Ports of Auckland (POAL) has applied to Auckland Council for consent to deepen the city’s shipping channel and a resource consent hearing on the matter will be held next week.
The request follows the forecast of the local authorities for a significant increase in Auckland’s population, with a million more people expected to live in the major city of New Zealand by 2050.
POAL believes that this increase will boost its containerised imports and attract bigger container ships, as “more people means more demand for the products we all buy from overseas.”
The largest container ships calling in Auckland now carry up to 5,000TEU. Shipping lines want to bring 6,000-7,000TEU vessels in the next 2-3 years, according to Ports of Auckland which predict that in future they will need to host ‘New Panamax’ ships that can carry around 12,000TEU.
The channel is currently 12.5m deep at low tide, but New Panamax ships are 366m long with a maximum draft of 15.2m.

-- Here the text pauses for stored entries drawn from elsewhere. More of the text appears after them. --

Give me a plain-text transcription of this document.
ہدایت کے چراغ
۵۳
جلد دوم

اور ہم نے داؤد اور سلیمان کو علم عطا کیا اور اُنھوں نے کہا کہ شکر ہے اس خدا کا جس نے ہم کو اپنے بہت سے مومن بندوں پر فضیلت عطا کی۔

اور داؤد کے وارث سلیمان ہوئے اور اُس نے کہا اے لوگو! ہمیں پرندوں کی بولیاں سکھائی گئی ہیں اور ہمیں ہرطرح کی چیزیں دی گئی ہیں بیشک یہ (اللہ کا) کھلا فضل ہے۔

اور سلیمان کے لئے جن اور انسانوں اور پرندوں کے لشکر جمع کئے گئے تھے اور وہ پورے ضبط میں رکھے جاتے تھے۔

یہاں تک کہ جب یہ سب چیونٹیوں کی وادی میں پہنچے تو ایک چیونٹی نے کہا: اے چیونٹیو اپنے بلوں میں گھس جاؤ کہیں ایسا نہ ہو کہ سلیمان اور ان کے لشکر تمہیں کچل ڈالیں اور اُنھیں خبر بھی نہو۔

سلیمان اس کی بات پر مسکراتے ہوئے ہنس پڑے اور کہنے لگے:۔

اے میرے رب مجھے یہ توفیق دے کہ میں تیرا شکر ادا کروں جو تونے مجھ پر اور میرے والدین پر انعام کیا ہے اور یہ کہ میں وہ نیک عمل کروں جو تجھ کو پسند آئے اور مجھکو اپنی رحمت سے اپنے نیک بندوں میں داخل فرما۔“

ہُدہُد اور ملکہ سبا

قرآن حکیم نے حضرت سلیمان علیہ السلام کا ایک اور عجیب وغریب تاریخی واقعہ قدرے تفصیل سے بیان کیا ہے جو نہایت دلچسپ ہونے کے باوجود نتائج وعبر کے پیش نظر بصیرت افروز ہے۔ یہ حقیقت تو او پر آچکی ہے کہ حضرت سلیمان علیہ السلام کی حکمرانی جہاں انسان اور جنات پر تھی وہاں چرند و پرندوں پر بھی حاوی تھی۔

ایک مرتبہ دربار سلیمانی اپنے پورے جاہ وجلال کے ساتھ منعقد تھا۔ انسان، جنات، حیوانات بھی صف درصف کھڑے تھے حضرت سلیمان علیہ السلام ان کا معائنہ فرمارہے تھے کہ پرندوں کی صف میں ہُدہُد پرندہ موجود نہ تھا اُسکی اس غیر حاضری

Ports of Auckland is only applying to deepen the channel to 14m and use tidal windows. In common use globally and at other New Zealand ports, a ‘tidal window’ simply means that deeper draft ships enter or leave port when the tide is high enough.
“To create a tidal window suitable for New Panamax ships to access the port safely we will need a channel which is 14m deep on the straights and 14.2m deep on the bends. Our berth will be dredged to 15.5m so ships can stay through a full tide cycle,” explains POAL.
POAL considers “tidal windows” as the most efficient way to accommodate larger container ships, as the can minimise dredging and reduce cost.
The dredging will be done by the lowest impact method available, according to an announcement, a digger on a barge. The digger will have a long arm to reach down to the seabed to scoop out material. The channel bed is mostly soft material like marine muds, mudstones and some sandstone and gritstone, which can be removed easily, while no blasting is required.
If consent is granted, work on deepening the channel could start in 2021, said POAL, which asked for the consent application to be publicly notified by Auckland Council so that people could have their say on the project. POAL added that over two hundred submissions were received.